Thursday, June 23, 2016 by Jo Clifton

Of the 1,200 Austinites polled about a proposed $720 million transportation bond election, 56 percent said they would vote in favor of such bonds if asked to do so in November. Thirty-six percent indicated that they would vote against such a proposal and 8 percent said they were unsure. Littlefield Consulting conducted the poll of Austin voters last week. According to a memo from pollster Mark Littlefield, the margin of error was less than 3 percent.

Those poll numbers were music to the ears of Mayor Steve Adler, who released the following statement on Wednesday: “It’s great that there is an emerging consensus to go big on Smart Corridors. Turning the old state highways such as Lamar, Airport Boulevard, and Riverside Drive into Smart Corridors will allow us to deal with traffic congestion in a way that gives us more effective transit and safer intersections, bike paths and sidewalks. We’ve done the plans. It’s time to do the work.”

City Council is scheduled to consider whether to adopt the “Go Big” approach at today’s meeting. They will likely hear from members of a coalition of local community and business groups that held a news conference Wednesday to announce their support of the $720 million proposal.

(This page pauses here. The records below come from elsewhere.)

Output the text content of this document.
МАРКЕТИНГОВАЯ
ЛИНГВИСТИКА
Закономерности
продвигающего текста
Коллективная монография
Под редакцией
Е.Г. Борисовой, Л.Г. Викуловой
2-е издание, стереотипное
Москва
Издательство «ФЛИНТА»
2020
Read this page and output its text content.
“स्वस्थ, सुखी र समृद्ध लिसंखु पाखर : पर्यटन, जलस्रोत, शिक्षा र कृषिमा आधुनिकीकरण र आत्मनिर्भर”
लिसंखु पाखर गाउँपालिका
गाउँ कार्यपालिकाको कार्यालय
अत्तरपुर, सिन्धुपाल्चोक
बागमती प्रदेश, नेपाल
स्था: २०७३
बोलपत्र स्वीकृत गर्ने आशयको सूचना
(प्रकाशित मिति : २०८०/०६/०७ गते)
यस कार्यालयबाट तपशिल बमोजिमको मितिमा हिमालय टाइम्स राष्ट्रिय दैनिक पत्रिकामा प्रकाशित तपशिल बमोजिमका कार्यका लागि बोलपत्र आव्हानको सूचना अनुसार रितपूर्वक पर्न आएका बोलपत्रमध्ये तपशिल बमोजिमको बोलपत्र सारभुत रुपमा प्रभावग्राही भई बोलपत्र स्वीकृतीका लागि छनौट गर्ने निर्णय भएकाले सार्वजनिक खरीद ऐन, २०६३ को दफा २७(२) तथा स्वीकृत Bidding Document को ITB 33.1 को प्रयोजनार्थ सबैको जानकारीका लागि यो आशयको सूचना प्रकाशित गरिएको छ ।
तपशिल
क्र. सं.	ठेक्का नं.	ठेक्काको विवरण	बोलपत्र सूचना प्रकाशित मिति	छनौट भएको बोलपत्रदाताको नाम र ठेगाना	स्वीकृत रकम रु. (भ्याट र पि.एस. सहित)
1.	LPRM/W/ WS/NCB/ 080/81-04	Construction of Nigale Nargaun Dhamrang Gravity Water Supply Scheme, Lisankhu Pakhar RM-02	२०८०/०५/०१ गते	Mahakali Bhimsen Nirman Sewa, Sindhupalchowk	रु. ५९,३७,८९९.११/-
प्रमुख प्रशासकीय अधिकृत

That coalition includes the Greater Austin Chamber of Commerce, the Gay and Lesbian Chamber of Commerce, the Greater Austin Black Chamber of Commerce, the Greater Austin Hispanic Chamber of Commerce, the Austin Board of Realtors, the Real Estate Council of Austin and leaders of the Get Austin Moving campaign, including the Hill Country Conservancy, Old Austin Neighborhood Association, Bike Austin, Bike Share of Austin, College Houses, Reconnect Austin, the Shoal Creek Conservancy, AustinUP, WalkAustin, the Waller Creek Conservancy and others.

Ted Siff, president of the board of the Shoal Creek Conservancy, said, “Austin’s transportation system is failing, plain and simple. Getting Austinites where they’re going is primarily a matter of investing in our roads, sidewalks, urban trails and bike infrastructure, and that’s exactly what our coalition is advocating for.” Siff told the Austin Monitor that several of the organizations supporting the election have urged their members to attend today’s Council meeting to support the “Go Big” proposal.

In addition to showing support for the $720 million bond election, the poll verified results from a recent Austin Monitor poll showing that a majority of Austinites have a favorable impression of Adler.

When asked whether they had a favorable or unfavorable opinion of the mayor, 53 percent of the poll participants said their opinion was favorable, compared to 26 percent who said they had an unfavorable opinion and 21 percent who were unsure.

However, when those polled were asked whether the city of Austin is on the right track or wrong track, Austinites were almost evenly split. Just 42 percent said the city was on the right track and 43 percent said the city was on the wrong track, with 15 percent saying they were not sure.

Those polled were also asked to think about the roads that would be included for improvements and to weigh in on whether it was more important to have improvements on the roads that they use daily or to take care of the roads most in need of improvement throughout the city. Only 34 percent said they wanted improvements on the roads that they personally used, compared to 57 percent who said the money should go wherever it is most needed. Another 9 percent were uncertain.

Asked whether they would prefer the $720 million package proposed by Adler or the $500 million package — first introduced to the public as a $300 million package and expanded this week– proposed by Council Member Ann Kitchen, 52 percent picked the big package and 36 percent chose the smaller package, with 12 percent uncertain.